Когда мне страстно хочется поговорить с отцом, я достаю кожаную папку, одну из тех, с которыми он ходил на работу, в которую мама уже перед своей смертью сложила дневники папы, содержащие записи о многочисленных служебных командировках и совместных поездках супругов в отпуск. Я отмечаю в автожалобах на плохое самочувствие явные симптомы болезни, которая спустя 20 лет превратит существование отца в невыносимое, в то, что в некрологе назовут «тяжелой и продолжительной», нахожу трогательные и неоспоримые доказательства любви к жене и сыновьям и, как мне кажется, даже чувствую его запах, вижу руку, делающую торопливые пометки в блокноте, и попытку попасть в страницу, когда поезд, отправляющийся в очередную тьму-таракань, особенно выразительно качнулся.

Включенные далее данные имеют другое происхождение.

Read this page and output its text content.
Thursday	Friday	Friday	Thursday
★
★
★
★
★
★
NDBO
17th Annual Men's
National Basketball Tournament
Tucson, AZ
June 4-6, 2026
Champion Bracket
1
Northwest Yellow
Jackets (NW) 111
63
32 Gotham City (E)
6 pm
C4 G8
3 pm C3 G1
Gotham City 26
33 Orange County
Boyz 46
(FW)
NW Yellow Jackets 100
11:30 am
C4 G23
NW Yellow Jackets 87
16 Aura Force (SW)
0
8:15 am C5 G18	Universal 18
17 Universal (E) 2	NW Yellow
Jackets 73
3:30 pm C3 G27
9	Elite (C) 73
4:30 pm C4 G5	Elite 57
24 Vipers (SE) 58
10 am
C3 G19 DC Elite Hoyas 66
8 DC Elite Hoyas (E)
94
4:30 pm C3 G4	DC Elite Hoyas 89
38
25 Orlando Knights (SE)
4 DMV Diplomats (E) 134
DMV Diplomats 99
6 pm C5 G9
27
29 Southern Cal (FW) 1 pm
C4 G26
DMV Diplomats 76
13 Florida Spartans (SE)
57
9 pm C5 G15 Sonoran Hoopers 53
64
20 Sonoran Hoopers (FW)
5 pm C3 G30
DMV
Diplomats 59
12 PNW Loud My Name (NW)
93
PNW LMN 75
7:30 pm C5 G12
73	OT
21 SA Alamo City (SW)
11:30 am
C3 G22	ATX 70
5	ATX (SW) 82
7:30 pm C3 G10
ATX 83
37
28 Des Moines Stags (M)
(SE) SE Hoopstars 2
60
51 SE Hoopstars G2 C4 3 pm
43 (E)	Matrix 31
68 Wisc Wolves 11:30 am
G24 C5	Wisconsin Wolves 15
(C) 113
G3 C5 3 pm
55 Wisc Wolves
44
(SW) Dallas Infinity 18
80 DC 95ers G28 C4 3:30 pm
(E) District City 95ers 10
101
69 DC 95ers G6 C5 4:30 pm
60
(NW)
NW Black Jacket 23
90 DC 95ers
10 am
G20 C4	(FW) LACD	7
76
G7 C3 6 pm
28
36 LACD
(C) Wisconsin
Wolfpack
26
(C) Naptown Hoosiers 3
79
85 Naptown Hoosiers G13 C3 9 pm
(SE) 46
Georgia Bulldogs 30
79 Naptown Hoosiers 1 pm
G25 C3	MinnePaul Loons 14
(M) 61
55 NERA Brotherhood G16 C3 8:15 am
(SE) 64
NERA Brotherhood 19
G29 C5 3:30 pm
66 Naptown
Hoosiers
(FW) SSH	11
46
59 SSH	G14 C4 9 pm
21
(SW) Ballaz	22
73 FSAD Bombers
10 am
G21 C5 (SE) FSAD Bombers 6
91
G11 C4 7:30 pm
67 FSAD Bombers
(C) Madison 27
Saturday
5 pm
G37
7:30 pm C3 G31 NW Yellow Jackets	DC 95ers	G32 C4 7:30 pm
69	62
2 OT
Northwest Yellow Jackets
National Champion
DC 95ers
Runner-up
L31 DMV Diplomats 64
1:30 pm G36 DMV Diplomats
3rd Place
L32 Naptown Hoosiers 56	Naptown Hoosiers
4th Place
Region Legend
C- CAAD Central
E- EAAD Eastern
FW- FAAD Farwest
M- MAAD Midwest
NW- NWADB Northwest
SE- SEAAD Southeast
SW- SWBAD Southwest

Поскольку мы все равно не знаем, куда деваются вещи, куда исчезают люди и как скоро они прорастают к нам травой или становятся всего лишь объектом исследования почвоведа, как на старом еврейском кладбище в Праге (где уже, в сущности, нет никаких мертвецов, ибо время сожрало плоть), имеет ли значение месторасположение или даже наличие могилы? Друг моего отца, он же – отец моего друга, завещал развеять свой прах в Рублевском лесу, там, где мы гуляли семьями в 1970-е и, судя по последней воле покойного (да, собственно, и по моим воспоминаниям), были счастливы. (Покойный был автором лучшего устного завещания, которое я когда-либо слышал: «Я всю жизнь пил джин, а надо было – виски».) У этого последнего желания нашлись естественные противники, потому что ведь важно куда-то прийти, чтобы поговорить с покойником, принести ему цветы. Но могилы и материя не вечны. А постоять – помолчать или поговорить – можно и в Рублевском лесу, потому что: «Время, столкнувшись с памятью, узнает о своем бесправии».
Память сильнее плоти и тех мест, с помощью которых она обозначает свое присутствие. Интуитивно почувствовав правоту этой мысли, мой друг исполнил волю отца и развеял прах под рублевскими соснами. Как говорилось в нашем с ним любимом фильме Данелия «Не горюй!»: «Нашел повод напиться»…
Возможно, этого пока достаточно для того, чтобы, по крайней мере в текущем сете, переиграть время?
По некоторым признакам, это май 1970 года. Или апрель 1969-го, а может, 1971-го. Это важно, однако невосстановимо с точностью до даты. В начале седьмого отец выходит из седьмого же подъезда ЦК, развернутого углом к улице Куйбышева, ныне Ильинке, перекладывает из руки в руку черную кожаную папку, где помимо непрочитанной утром «Правды» лежат какие-то бумаги в голубоватом цековском конверте и завернутый в салфетку маленький пряник (из буфета) с отпечатанным на нем именем «Вася». Он смотрит на часы на серой башне Комитета госпартконтроля, где когда-то сам работал под началом товарища Шепилова, а затем товарища Шверника, и после секундного раздумья решает идти по Большому Черкасскому, а не вдоль Новой площади. Позади остаются номенклатурное ателье по пошиву одежды, выдаче одинаковых черных бареток и унылых зимних шапок, затем – аптека № 1 с ее старорежимным интерьером.